Choć Daniel Craig miał już zakończyć swoją przygodę z uniwersum agenta 007, zdecydował się jeszcze raz przyjąć licencję na zabijanie w tajnej służbie Jej Królewskiej Mości. Jakiś czas temu polską publiczność zeelektryzowała informacja, jakoby to Tomasz Kot miał wcielić się w przeciwnika Bonda – ostatecznie, jak wiemy, nie otrzymał jednak angażu. W obsadzie ponownie znaleźli się Ben Wishaw jako Q i Ralph Fiennes jako M. Zwiastun zdradza, że szykuje się również powrót postaci granej przez Christopha Waltza. To już 25ty z kolei film o Brytyjczyku, dla którego świat to za mało.

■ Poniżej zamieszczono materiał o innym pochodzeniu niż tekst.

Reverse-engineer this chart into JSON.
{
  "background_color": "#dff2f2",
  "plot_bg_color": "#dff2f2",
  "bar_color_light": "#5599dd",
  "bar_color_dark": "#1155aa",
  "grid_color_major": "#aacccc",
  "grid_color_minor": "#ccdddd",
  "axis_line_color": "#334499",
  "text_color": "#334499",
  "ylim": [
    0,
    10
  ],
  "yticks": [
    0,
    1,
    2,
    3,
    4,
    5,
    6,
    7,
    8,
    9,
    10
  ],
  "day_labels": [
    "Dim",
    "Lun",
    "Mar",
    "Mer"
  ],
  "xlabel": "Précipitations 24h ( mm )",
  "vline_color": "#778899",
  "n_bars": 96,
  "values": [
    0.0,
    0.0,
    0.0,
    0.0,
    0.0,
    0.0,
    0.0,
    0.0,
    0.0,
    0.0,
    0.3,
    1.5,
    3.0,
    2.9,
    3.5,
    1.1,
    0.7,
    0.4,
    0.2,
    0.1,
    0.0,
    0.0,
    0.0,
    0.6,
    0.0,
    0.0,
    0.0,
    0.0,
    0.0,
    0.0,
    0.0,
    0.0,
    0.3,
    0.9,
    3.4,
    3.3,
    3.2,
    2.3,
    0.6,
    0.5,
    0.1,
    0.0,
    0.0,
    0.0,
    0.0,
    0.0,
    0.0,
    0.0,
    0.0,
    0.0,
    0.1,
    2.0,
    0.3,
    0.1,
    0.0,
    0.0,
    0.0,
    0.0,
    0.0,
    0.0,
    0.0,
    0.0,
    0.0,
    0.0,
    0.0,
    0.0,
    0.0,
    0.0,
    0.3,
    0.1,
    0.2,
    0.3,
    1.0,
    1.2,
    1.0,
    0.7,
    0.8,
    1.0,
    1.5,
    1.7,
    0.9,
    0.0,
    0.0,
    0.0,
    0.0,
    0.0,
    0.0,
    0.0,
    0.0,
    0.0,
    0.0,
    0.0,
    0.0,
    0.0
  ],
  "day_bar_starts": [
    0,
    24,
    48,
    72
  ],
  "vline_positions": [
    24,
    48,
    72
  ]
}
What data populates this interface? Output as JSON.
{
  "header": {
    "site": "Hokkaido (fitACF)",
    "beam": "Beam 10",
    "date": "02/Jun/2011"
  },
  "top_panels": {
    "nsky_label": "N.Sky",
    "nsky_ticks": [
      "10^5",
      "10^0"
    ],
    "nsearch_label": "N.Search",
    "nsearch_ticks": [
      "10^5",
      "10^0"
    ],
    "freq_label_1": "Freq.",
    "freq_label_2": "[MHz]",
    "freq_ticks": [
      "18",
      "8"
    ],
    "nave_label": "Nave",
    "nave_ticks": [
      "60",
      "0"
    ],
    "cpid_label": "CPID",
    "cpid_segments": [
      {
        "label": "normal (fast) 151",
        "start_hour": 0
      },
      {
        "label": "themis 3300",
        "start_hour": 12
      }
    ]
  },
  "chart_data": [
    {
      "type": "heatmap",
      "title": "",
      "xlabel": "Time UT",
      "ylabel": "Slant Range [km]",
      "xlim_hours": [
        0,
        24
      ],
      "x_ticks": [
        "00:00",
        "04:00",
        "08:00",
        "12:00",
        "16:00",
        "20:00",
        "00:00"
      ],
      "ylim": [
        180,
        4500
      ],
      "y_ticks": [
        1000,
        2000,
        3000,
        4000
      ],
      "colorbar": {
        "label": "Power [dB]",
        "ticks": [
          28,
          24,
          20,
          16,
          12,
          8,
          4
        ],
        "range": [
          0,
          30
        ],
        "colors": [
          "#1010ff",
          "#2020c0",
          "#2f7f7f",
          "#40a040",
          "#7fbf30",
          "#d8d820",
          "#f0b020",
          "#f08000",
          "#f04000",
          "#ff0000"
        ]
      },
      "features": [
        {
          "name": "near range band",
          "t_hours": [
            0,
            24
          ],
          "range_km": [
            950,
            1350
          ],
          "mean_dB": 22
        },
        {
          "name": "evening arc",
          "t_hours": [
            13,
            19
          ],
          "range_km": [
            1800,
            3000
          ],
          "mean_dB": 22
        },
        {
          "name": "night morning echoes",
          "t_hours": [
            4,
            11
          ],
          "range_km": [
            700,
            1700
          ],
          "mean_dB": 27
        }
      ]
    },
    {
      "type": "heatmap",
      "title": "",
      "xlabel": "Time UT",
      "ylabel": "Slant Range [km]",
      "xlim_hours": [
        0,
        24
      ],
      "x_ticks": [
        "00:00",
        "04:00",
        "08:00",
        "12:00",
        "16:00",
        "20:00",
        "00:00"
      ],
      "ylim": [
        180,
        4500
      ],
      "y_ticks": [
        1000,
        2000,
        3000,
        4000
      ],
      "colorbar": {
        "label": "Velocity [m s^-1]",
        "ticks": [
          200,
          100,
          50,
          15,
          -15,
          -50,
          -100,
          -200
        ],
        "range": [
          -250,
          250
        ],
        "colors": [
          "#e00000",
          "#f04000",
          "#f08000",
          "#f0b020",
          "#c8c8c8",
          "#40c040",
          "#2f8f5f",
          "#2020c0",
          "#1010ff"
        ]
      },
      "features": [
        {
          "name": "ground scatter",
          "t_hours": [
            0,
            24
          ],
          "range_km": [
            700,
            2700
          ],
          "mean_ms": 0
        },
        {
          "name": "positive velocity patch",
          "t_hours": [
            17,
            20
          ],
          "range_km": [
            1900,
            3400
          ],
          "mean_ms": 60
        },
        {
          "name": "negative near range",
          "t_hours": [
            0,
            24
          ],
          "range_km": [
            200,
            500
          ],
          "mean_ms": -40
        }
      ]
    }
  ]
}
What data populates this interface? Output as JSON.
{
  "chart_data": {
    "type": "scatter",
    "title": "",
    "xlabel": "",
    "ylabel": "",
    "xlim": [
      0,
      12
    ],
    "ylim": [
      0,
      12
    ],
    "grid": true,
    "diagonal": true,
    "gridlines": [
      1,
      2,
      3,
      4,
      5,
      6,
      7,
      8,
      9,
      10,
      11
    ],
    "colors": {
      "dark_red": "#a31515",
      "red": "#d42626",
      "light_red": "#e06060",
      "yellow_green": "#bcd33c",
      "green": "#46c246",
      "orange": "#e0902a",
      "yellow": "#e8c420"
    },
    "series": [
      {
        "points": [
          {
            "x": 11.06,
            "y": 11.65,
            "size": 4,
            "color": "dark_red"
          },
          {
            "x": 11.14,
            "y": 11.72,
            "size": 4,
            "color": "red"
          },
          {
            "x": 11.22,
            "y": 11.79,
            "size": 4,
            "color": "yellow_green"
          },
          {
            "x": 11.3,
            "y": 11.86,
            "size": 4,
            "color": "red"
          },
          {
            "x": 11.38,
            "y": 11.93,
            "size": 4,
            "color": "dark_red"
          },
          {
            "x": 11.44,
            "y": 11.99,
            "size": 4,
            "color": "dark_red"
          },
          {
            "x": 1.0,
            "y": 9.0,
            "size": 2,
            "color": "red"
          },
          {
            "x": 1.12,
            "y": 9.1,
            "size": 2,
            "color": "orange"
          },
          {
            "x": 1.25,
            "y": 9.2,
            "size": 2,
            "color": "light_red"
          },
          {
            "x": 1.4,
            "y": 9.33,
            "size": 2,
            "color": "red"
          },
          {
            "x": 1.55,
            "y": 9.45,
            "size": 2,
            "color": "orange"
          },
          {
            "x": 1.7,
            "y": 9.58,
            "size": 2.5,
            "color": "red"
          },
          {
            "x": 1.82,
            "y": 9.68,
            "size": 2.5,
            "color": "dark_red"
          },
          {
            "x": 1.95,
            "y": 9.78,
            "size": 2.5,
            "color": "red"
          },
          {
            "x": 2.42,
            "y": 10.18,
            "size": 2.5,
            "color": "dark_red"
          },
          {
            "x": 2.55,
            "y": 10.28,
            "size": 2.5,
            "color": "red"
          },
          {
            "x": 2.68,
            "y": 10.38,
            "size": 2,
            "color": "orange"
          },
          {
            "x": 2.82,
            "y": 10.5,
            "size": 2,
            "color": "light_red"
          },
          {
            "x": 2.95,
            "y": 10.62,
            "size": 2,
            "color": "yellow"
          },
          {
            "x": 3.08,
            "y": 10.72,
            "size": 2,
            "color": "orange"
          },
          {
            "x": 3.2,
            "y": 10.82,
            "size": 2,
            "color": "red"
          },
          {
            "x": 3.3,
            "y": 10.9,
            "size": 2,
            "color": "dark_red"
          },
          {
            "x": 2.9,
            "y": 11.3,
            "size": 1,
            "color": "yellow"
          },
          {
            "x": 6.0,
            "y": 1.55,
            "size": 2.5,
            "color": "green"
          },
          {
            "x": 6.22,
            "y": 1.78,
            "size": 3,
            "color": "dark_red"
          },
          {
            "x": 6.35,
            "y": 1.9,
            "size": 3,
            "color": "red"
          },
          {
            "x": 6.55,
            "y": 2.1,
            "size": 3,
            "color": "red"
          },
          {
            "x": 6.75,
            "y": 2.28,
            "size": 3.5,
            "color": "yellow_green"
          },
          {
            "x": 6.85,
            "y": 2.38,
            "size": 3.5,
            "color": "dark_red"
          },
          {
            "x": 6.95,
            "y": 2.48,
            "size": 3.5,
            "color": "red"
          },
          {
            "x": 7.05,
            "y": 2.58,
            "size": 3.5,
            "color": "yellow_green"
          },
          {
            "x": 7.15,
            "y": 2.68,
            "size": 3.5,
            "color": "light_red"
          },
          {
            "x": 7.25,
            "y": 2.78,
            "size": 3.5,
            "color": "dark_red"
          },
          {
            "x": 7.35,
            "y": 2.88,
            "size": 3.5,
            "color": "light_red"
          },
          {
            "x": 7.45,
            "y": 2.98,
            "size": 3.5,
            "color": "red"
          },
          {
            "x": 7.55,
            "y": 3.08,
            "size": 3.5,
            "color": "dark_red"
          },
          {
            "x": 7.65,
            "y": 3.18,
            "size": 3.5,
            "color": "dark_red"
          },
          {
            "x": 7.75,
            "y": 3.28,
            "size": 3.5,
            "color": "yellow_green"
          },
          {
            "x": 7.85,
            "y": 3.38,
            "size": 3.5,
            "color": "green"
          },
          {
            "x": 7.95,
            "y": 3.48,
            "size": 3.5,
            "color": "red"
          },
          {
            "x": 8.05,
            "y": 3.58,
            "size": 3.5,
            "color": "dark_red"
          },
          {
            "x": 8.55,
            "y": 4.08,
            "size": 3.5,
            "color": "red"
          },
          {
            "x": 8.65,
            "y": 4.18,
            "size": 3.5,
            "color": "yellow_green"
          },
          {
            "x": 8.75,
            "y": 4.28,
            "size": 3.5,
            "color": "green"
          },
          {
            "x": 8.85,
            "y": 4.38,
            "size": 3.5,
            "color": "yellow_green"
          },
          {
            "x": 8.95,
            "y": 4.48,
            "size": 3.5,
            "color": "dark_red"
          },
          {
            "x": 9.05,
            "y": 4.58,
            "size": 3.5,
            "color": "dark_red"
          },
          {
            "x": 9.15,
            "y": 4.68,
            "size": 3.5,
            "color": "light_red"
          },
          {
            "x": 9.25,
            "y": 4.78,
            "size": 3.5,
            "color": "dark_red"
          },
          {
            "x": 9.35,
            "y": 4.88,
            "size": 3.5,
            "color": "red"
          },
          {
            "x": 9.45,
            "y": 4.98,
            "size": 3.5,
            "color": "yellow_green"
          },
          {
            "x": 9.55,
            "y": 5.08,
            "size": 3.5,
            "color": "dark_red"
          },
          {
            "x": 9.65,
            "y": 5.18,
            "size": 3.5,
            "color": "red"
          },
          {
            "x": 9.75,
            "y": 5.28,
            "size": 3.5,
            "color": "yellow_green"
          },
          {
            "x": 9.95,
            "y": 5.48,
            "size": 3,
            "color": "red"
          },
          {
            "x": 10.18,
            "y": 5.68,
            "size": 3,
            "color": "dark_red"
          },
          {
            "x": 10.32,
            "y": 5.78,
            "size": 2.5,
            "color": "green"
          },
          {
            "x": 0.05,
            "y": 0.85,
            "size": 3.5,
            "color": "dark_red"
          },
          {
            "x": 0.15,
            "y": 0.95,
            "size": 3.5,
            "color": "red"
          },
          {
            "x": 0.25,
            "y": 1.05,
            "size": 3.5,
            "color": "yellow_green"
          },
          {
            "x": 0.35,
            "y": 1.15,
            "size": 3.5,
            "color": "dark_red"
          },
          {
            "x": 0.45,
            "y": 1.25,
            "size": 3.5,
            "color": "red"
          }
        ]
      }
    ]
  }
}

data polskiej premiery: 3. kwietnia
#”Tenet”
O nowym filmie Cristophera Nolana wciąż wiemy bardzo niewiele, co tylko podgrzewa atmosferę wokół tajemniczej produkcji z Robertem Pattinsonem w roli głównej. Obok przyszłego Batmana, na ekranie zobaczymy także Michaela Caine’a, Aarona Taylor-Johnsona czy Kennetha Branagha. Reżyser chwali się, że to jego najambitniejszy projekt, zdjęcia kręcono w siedmiu krajach, a do niektórych scen wybudowano ogromne scenografie. Pozostaje tylko czekać na letni powiew prestiżu od twórcy „Memento” (2000).
data polskiej premiery: 17. lipca
#„West Side Story”
Moda na odświeżanie klasyków zagościła w kinie już na dobre. Po sprawdzone tytuły sięgają także uznani reżyserzy - Steven Spielberg zaprezentuje w przyszłym roku własną wersję legendarnego musicalu z początku lat 60., który zdobył aż 10 Oscarów. Parę kochanków z konkurencyjnych gangów zagrają Ansel Elgort, gwiazda „Baby Driver” (2017) i debiutująca na dużym ekranie Rachel Zegler. W remake’u zobaczymy ponadto m.in. Ritę Moreno, 86-letnią dziś aktorkę, która wystąpiła także w pierwowzorze z 1961 roku.
data polskiej premiery: 18. grudnia
#”Diuna”
Do ekranizacji bestselleru Franka Herberta przymierzało się już wielu reżyserów, w tym Ridley Scott i Alejandro Jodorovsky. Dotąd dokonał tego jedynie David Lynch, jednak jego adaptacja okazała się finansowym fiaskiem i być może jedynym niespełnionym filmem w karierze. Miejmy nadzieję, że losy „Diuny” wg Denisa Villeneuve’a potoczą się zupełnie inaczej. A są ku temu przesłanki – Timothée Chalamet i Oscar Isaac w obsadzie, za obsypany gwiezdnym piaskiem soundtrack odpowiada zaś Hans Zimmer. No i doskonale przyjęty „Blade Runner 2049” (2017), który dowodzi, że Kanadyjczyk całkiem nieźle radzi sobie w starciu z legendami, jak i w nieziemskich przestrzeniach.
data polskiej premiery: 18. grudnia
Monika Żelazko
*Lista uwzględnia wyłącznie tytuły, dla których ogłoszono już datę polskiej premiery.